Case Number : OS 1176/2006
Decision Date : 19 July 2006
Tribunal/Court : High Court
Coram : Tan Lee Meng J
Counsel Name(s) : Christopher Tan Teow Hin and Paul Ong Min-Tse (Allen & Gledhill) for the applicants; Kelvin Tan Teck San for the Law Society of Singapore; Dominic Zou (State Counsel) for the Attorney-General
Parties :
Legal Profession  – Admission  – Ad hoc  – Application of Queen's Counsel  – Three-stage test  – Case must be of sufficient difficulty and complexity and court must have regard to the circumstances in the case  – Whether application raised issues of law or fact of sufficient difficulty or complexity  – Whether circumstances of the case justify admission of Queen's Counsel  – Section 21 Legal Profession Act (Cap 161, 1990 Ed)

19 July 2006

Judgment reserved.

Tan Lee Meng J:

1          The applicant, Mr Jonathan Michael Caplan, a Queen’s Counsel, applied under s 21 of the Legal Profession Act (Cap 161, 2001 Rev Ed) (“LPA”) to practise as an advocate and solicitor for the purpose of arguing the appeal of one Mr Saimee bin Jumaat (“Mr Saimee”), a jockey with the Singapore Turf Club (“STC”), who had been suspended for one year following a disciplinary inquiry conducted by the STC’s Stipendiary Stewards.
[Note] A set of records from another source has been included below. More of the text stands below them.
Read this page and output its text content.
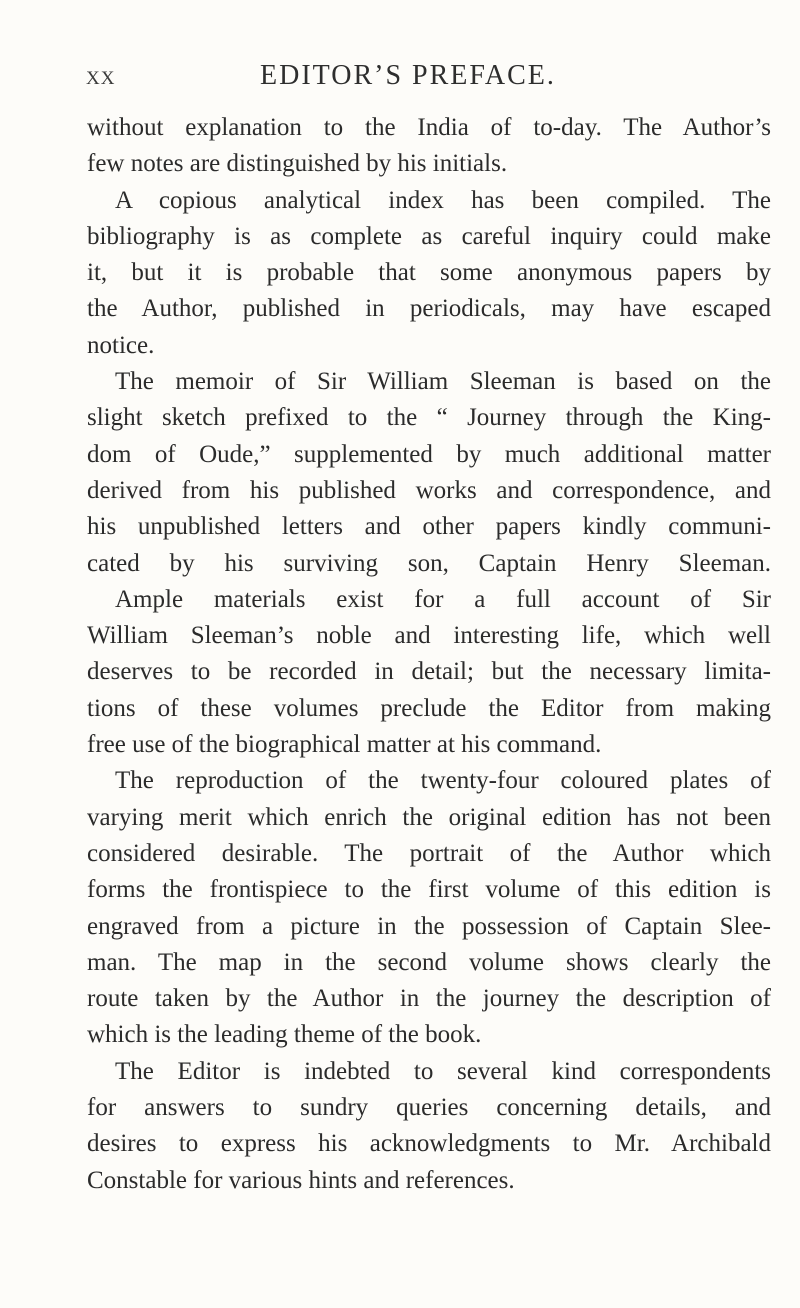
XX	EDITOR’S PREFACE.
without explanation to the India of to-day. The Author’s
few notes are distinguished by his initials.
A copious analytical index has been compiled. The
bibliography is as complete as careful inquiry could make
it, but it is probable that some anonymous papers by
the Author, published in periodicals, may have escaped
notice.
The memoir of Sir William Sleeman is based on the
slight sketch prefixed to the “ Journey through the King-
dom of Oude,” supplemented by much additional matter
derived from his published works and correspondence, and
his unpublished letters and other papers kindly communi-
cated by his surviving son, Captain Henry Sleeman.
Ample materials exist for a full account of Sir
William Sleeman’s noble and interesting life, which well
deserves to be recorded in detail; but the necessary limita-
tions of these volumes preclude the Editor from making
free use of the biographical matter at his command.
The reproduction of the twenty-four coloured plates of
varying merit which enrich the original edition has not been
considered desirable. The portrait of the Author which
forms the frontispiece to the first volume of this edition is
engraved from a picture in the possession of Captain Slee-
man. The map in the second volume shows clearly the
route taken by the Author in the journey the description of
which is the leading theme of the book.
The Editor is indebted to several kind correspondents
for answers to sundry queries concerning details, and
desires to express his acknowledgments to Mr. Archibald
Constable for various hints and references.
2          Mr Saimee was charged with breaching rule 144(2) of the Malayan Racing Association Rules of Racing (“MRA Rules”), which requires the rider of every horse to take all reasonable and permissible measures throughout the race to ensure that his horse is given full opportunity of winning or of obtaining the best possible placing in the race. It was alleged that he failed to take all reasonable and permissible measures to ensure that Diamond N Ace, the horse he was riding in the tenth race of the STC Meeting on 18 February 2006, was given every opportunity of winning that race or of obtaining the best possible placing in that race. As it turned out, his horse was placed fourth in that race.

3          A Stipendiary Stewards’ inquiry was convened to investigate the case. The inquiry was held on 23 February 2006, 2 March 2006 and 23 March 2006. It was alleged that when riding Diamond N Ace at the material time, he failed to ride with sufficient vigour and determination from near the 450m mark until near the 300m mark and that he also failed to attempt to go to the outside of another horse, Little Wizard, from near the 450m mark until near the 300m mark when there was an opportunity and it was reasonable to do so.

4          Mr Saimee was not legally represented at the inquiry but he called an expert, Mr Ivan Allan, to testify at the inquiry. At the conclusion of the hearing, the Stipendiary Stewards found Mr Saimee guilty of breaching rule 144(2) of the MRA Rules. Pursuant to rule 144(5) of the MRA Rules, he was disqualified from riding for one year.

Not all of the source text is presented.